The dry list of particles that I have introduced in this chapter raises the question of why. Is there a deeper reason for the list to b
e populated in just that way, by just those particles, with just those masses, electric charges and spins? And is there something magical about four (really three) basic forces rather than five, or fifty, or five hundred? Also, what is the point of having not merely an electron, but its two heavier cousins – the muon and the tau – extras that accomplish little more than vanishing in a fraction of a second? Is there an abstract mathematical subtext that threads these subatomic splinters into a coherent unity – string theory perhaps, or some other branch of mathematics awaiting a flash of inspiration by a future generation of theoretical physicists? Or might the universe simply be an arbitrary ragbag of components thrown together, which, merely fortuitously, proves sufficient to coax thinking, bewildered beings into existence?

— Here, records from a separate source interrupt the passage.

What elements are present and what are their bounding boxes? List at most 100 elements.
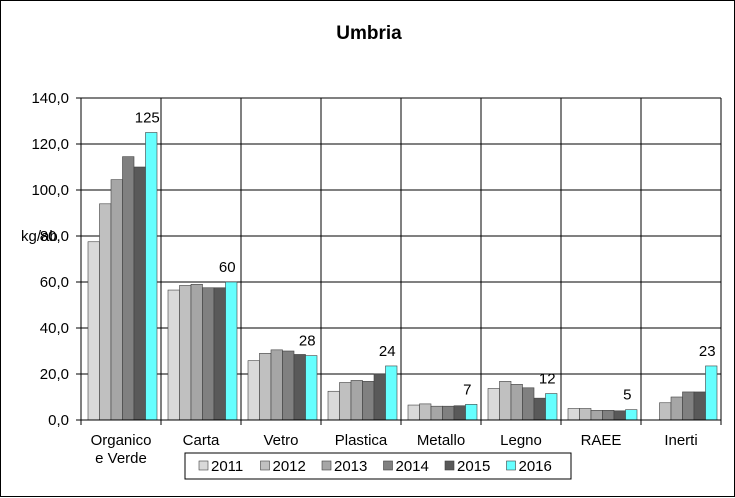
y-tick-label: 140,0: [31, 90, 69, 107]
bar-2013: [430, 405, 443, 421]
bar-2012: [259, 352, 272, 421]
y-tick-label: 40,0: [40, 320, 69, 337]
data-label: 24: [379, 343, 396, 360]
legend-label: 2012: [273, 458, 306, 475]
bar-2012: [499, 381, 512, 421]
bar-2016: [545, 393, 558, 421]
bar-2012: [99, 203, 112, 421]
y-axis-label: kg/ab: [21, 228, 58, 245]
legend-swatch-2011: [198, 460, 209, 471]
bar-2011: [567, 408, 580, 421]
category-label-line: Organico: [91, 432, 152, 449]
category-label: RAEE: [581, 432, 622, 449]
bar-2016: [705, 365, 718, 421]
bar-2014: [522, 387, 535, 421]
bar-2012: [419, 403, 432, 421]
legend-label: 2013: [334, 458, 367, 475]
bar-2013: [110, 179, 123, 421]
bar-2011: [247, 360, 260, 421]
data-label: 60: [219, 259, 236, 276]
y-tick-label: 100,0: [31, 182, 69, 199]
bar-2011: [167, 289, 180, 421]
legend-swatch-2015: [444, 460, 455, 471]
y-tick-label: 20,0: [40, 366, 69, 383]
bar-2015: [293, 354, 306, 421]
y-tick-label: 60,0: [40, 274, 69, 291]
data-label: 28: [299, 333, 316, 350]
bar-2014: [122, 156, 135, 421]
bar-2013: [670, 396, 683, 421]
data-label: 5: [623, 387, 631, 404]
category-label-line: e Verde: [95, 450, 147, 467]
axes: [76, 97, 722, 425]
category-label: Organico e Verde: [91, 432, 152, 467]
bar-2014: [682, 391, 695, 421]
legend: 2011 2012 2013 2014 2015 2016: [184, 452, 572, 480]
category-label-line: Plastica: [335, 432, 388, 449]
bar-2011: [407, 404, 420, 421]
data-label: 125: [135, 110, 160, 127]
gridlines: [81, 97, 721, 420]
category-label: Plastica: [335, 432, 388, 449]
category-label-line: Legno: [500, 432, 542, 449]
data-label: 23: [699, 343, 716, 360]
category-label: Metallo: [417, 432, 465, 449]
y-tick-label: 0,0: [48, 412, 69, 429]
bar-2016: [465, 404, 478, 421]
category-label-line: RAEE: [581, 432, 622, 449]
category-label-line: Carta: [183, 432, 220, 449]
legend-label: 2016: [519, 458, 552, 475]
y-tick-label: 80,0: [40, 228, 69, 245]
category-labels: Organico e Verde Carta Vetro Plastica Metallo…: [91, 432, 698, 467]
bar-2014: [602, 410, 615, 421]
legend-swatch-2013: [321, 460, 332, 471]
bar-2015: [533, 397, 546, 421]
category-label: Carta: [183, 432, 220, 449]
bar-2015: [693, 391, 706, 421]
legend-label: 2011: [211, 458, 243, 475]
legend-swatch-2016: [506, 460, 516, 471]
bar-2015: [453, 405, 466, 421]
bar-2011: [327, 390, 340, 421]
bar-2012: [179, 285, 192, 421]
bar-2012: [659, 402, 672, 421]
category-label-line: Inerti: [664, 432, 697, 449]
bars: [87, 132, 718, 421]
bar-2014: [362, 381, 375, 421]
bar-2011: [487, 388, 500, 421]
legend-label: 2014: [396, 458, 429, 475]
legend-swatch-2014: [383, 460, 393, 471]
bar-2016: [385, 365, 398, 421]
y-tick-label: 120,0: [31, 136, 69, 153]
bar-2014: [282, 350, 295, 421]
bar-2015: [373, 373, 386, 421]
bar-2016: [145, 132, 158, 421]
bar-2013: [510, 384, 523, 421]
bar-2013: [270, 349, 283, 421]
bar-2012: [579, 408, 592, 421]
category-label-line: Vetro: [263, 432, 298, 449]
chart-title: Umbria: [336, 23, 402, 44]
bar-2015: [613, 410, 626, 421]
category-label: Inerti: [664, 432, 697, 449]
bar-2011: [87, 241, 100, 421]
legend-label: 2015: [457, 458, 490, 475]
category-label: Vetro: [263, 432, 298, 449]
category-label-line: Metallo: [417, 432, 465, 449]
bar-2014: [202, 287, 215, 421]
bar-2013: [350, 380, 363, 421]
bar-2016: [305, 355, 318, 421]
bar-2013: [190, 283, 203, 421]
bar-2015: [213, 287, 226, 421]
bar-2014: [442, 405, 455, 421]
bar-2015: [133, 166, 146, 421]
data-label: 7: [463, 381, 471, 398]
legend-swatch-2012: [260, 460, 270, 471]
category-label: Legno: [500, 432, 542, 449]
data-label: 12: [539, 371, 556, 388]
bar-2013: [590, 410, 603, 421]
bar-2012: [339, 382, 352, 421]
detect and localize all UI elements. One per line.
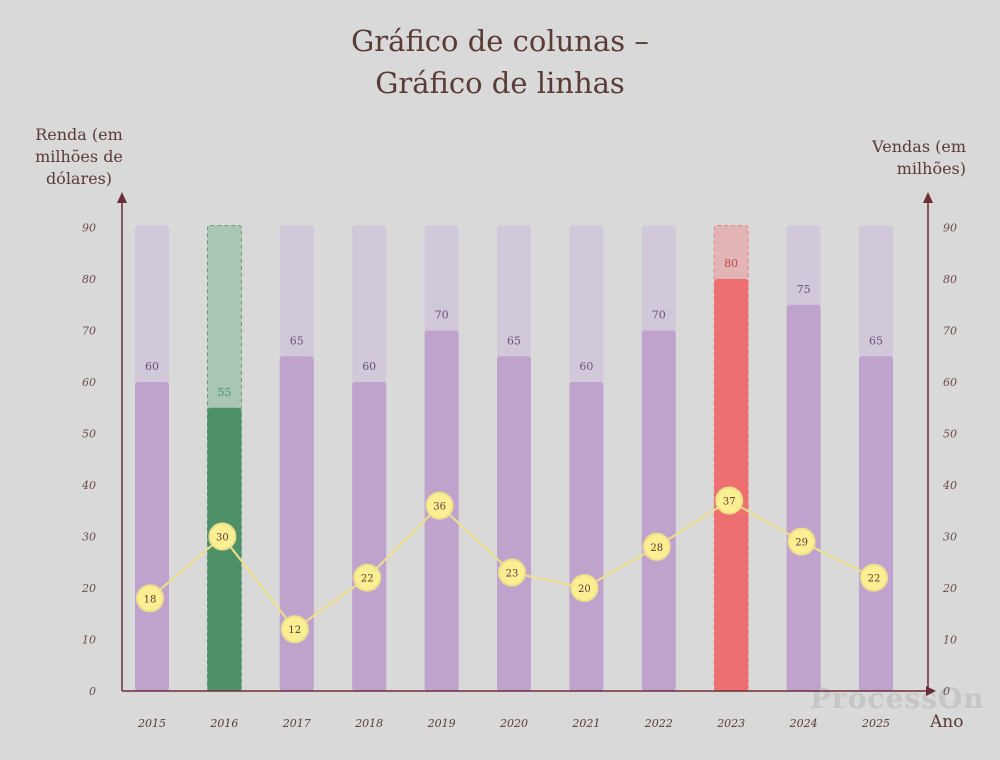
x-tick-label-2020: 2020 [499, 717, 528, 730]
bar-value-label-2025: 65 [869, 334, 883, 347]
y-tick-right-0: 0 [943, 685, 950, 698]
axes-group: 2015 2016 2017 2018 2019 2020 2021 2022 2023 2024… [81, 192, 957, 730]
line-point-2015 [136, 584, 164, 613]
bar-value-label-2021: 60 [579, 360, 593, 373]
bar-value-label-2018: 60 [362, 360, 376, 373]
y-tick-right-30: 30 [943, 531, 957, 544]
bars-group: 60 55 65 60 70 65 60 70 80 75 65 [135, 225, 893, 692]
bar-2015 [135, 382, 169, 691]
y-axis-right-label: Vendas (em milhões) [872, 137, 966, 178]
y-axis-left-arrow-icon [117, 192, 127, 203]
y-tick-left-70: 70 [82, 325, 96, 338]
line-point-2021 [570, 574, 599, 602]
y-tick-left-0: 0 [89, 685, 96, 698]
bar-2017 [279, 356, 314, 691]
bar-2021 [569, 382, 604, 691]
y-tick-left-60: 60 [82, 376, 96, 389]
y-tick-right-90: 90 [943, 222, 957, 235]
bar-value-label-2019: 70 [435, 309, 449, 322]
line-point-label-2017: 12 [288, 625, 301, 636]
bar-2022 [641, 330, 676, 691]
bar-value-label-2020: 65 [507, 334, 521, 347]
x-tick-label-2024: 2024 [789, 717, 818, 730]
x-tick-label-2017: 2017 [282, 717, 311, 730]
line-point-label-2018: 22 [361, 574, 374, 585]
y-tick-right-80: 80 [943, 273, 957, 286]
line-point-2025 [860, 563, 888, 592]
y-axis-right-arrow-icon [923, 192, 933, 203]
x-tick-label-2025: 2025 [861, 717, 890, 730]
x-tick-label-2023: 2023 [716, 717, 745, 730]
y-tick-left-20: 20 [81, 582, 96, 595]
y-tick-left-40: 40 [81, 479, 96, 492]
y-tick-left-10: 10 [82, 634, 96, 647]
line-point-label-2020: 23 [506, 569, 519, 580]
bar-value-label-2017: 65 [290, 334, 304, 347]
line-point-label-2016: 30 [216, 533, 229, 544]
bar-value-label-2015: 60 [145, 360, 159, 373]
x-tick-label-2016: 2016 [209, 717, 238, 730]
bar-value-label-2022: 70 [652, 309, 666, 322]
x-tick-label-2019: 2019 [427, 717, 456, 730]
y-tick-left-50: 50 [82, 428, 96, 441]
line-point-label-2022: 28 [650, 543, 663, 554]
y-axis-left-label: Renda (em milhões de dólares) [35, 125, 123, 188]
line-series-group: 18 30 12 22 36 23 20 28 37 29 22 [136, 486, 888, 644]
bar-value-label-2016: 55 [217, 386, 231, 399]
y-tick-right-60: 60 [943, 376, 957, 389]
bar-2023 [714, 279, 749, 691]
bar-value-label-2023: 80 [724, 257, 738, 270]
line-point-2016 [208, 522, 237, 551]
line-point-label-2021: 20 [578, 584, 591, 595]
line-point-2024 [787, 527, 816, 556]
x-tick-label-2015: 2015 [137, 717, 166, 730]
y-tick-left-90: 90 [82, 222, 96, 235]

19. Fossils from the Cosmic Dawn
Cosmology’s golden age began with a picture, and a rather unprepossessing one at that. The blotchy panorama of the sky created by COBE (Figure 1, p. 1) can’t compete with the images from the Hubble Space Telescope, or the high-resolution close-ups of the planets taken by space probes. But what COBE’s output lacked in visual appeal, it more than made up for in significance, for when studying that picture, we are in a very real sense looking directly at the primordial furnace itself. The light from the nascent universe imaged there has travelled to us for over 13.7 billion years, during which time it has remained largely undisturbed. That means the CMB is a type of fossil: fossilized light. To be sure, that light has been stretched in wavelength a thousand times, but it’s still distinctive, the graceful profile and purity of its spectrum immediately recognizable. Contrast the pristine CMB with the corrupted fossil remains collected by palaeontologists, from which they try to reconstruct a plausible narrative. There’s a lot of guesswork involved, because palaeontologists can’t physically see the past in the way astronomers can directly see the birth of the universe.